Ministro da Fazenda, Dario Durigan, durante cerimônia de lançamento do 5º Leilão do Eco Invest Brasil (Foto Rogério Cassimiro/MMA)
Barril na casa dos US$ 80 pode encerrar necessidade de auxílios, indica pasta
O Ministério da Fazenda deu sinais nos últimos dias de que pode encerrar as subvenções aos combustíveis, caso as cotações se estabilizem após o acordo de paz entre EUA e Irã. Os auxílios foram adotados a partir de março para aliviar o impacto da alta global nos preços causada pela guerra no Oriente Médio.
O secretário-executivo do Ministério da Fazenda, Rogério Ceron, indicou na terça (16/6) que, se a cotação do barril de petróleo ficar em cerca de US$ 80, os subsídios podem ser interrompidos. (Reuters/UOL)
Na quarta (17) a mensagem foi reforçada pelo ministro da Fazenda, Dario Durigan, em reunião conjunta das comissões de Agricultura, Pecuária e Abastecimento e Desenvolvimento Rural e de Finanças e Tributação da Câmara dos Deputados. (Valor Econômico)
O anúncio do armistício entre EUA e Irã levou o preço do Brent a fechar abaixo dos US$ 80 esta semana pela primeira vez em mais de três meses. O acordo de paz será formalizado na sexta-feira (19/6).
Cabe ressaltar que ainda há muitas incertezas sobre a efetividade do acordo e a velocidade da recuperação do suprimento global após o choque causado pelo fechamento do Estreito de Ormuz.
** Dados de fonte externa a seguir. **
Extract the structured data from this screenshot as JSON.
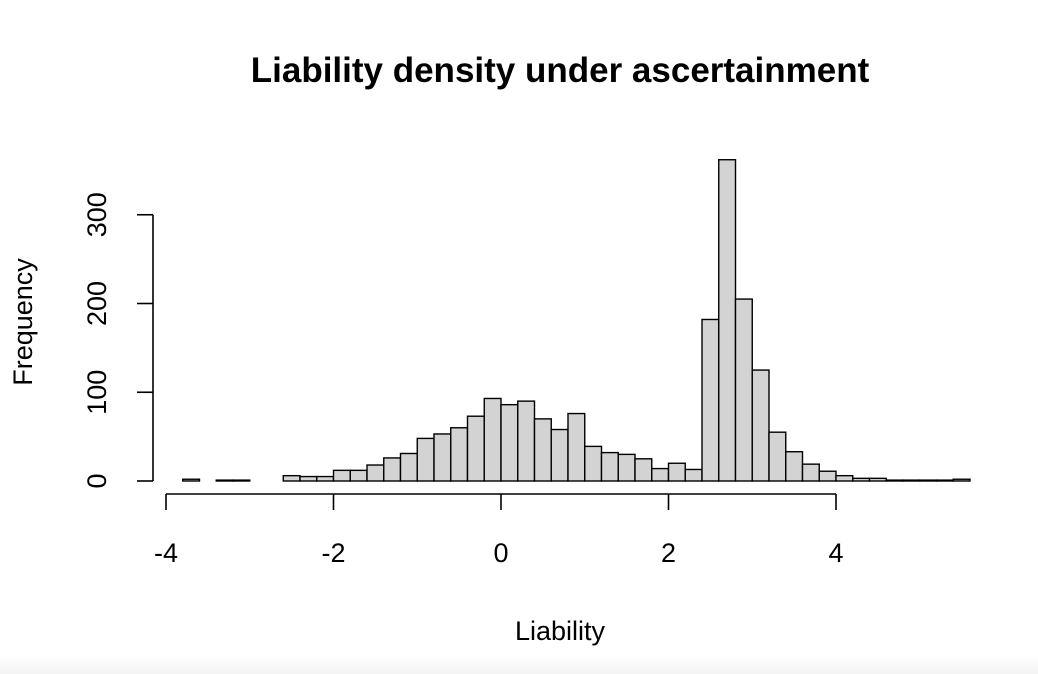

Veja mais aqui:
Com validade até o final de julho, os subsídios em vigor no momento para o diesel incluem um desconto de R$ 0,35 para compensar a cobrança de impostos federais, além de uma subvenção de R$ 1,12 por litro às refinarias nacionais e aos importadores do combustível.
Já para a gasolina, o alívio é de R$ 0,89 por litro.
Há ainda uma subvenção equivalente a R$ 11 por botijão de gás, assim como a desoneração de impostos federais sobre o querosene de aviação (QAV) e o biodiesel utilizado na mistura obrigatória ao diesel.
Relembre:
Embora os primeiros auxílios tenham validade a partir de março, o pagamento efetivo começou apenas esta semana, devido aos trâmites regulatórios, que envolveram o envio de informações da Receita Federal para a ANP. (Folha de São Paulo)
A ANP confirmou o pagamento de R$ 815,48 milhões a seis empresas, referentes ao período entre 12 e 31 de março.
O desconto foi aplicado a 933,8 milhões de litros de diesel comercializados.
Em tempo: na quarta (17/6) o Comitê de Política Monetária (Copom) do Banco Central (BC) reduziu a taxa básica de juros, a Selic, de 14,5% para 14,25% ao ano. (G1)
É um sinal de que a inflação está sob controle, o que corrobora a expectativa de que os subsídios aos combustíveis sejam temporários.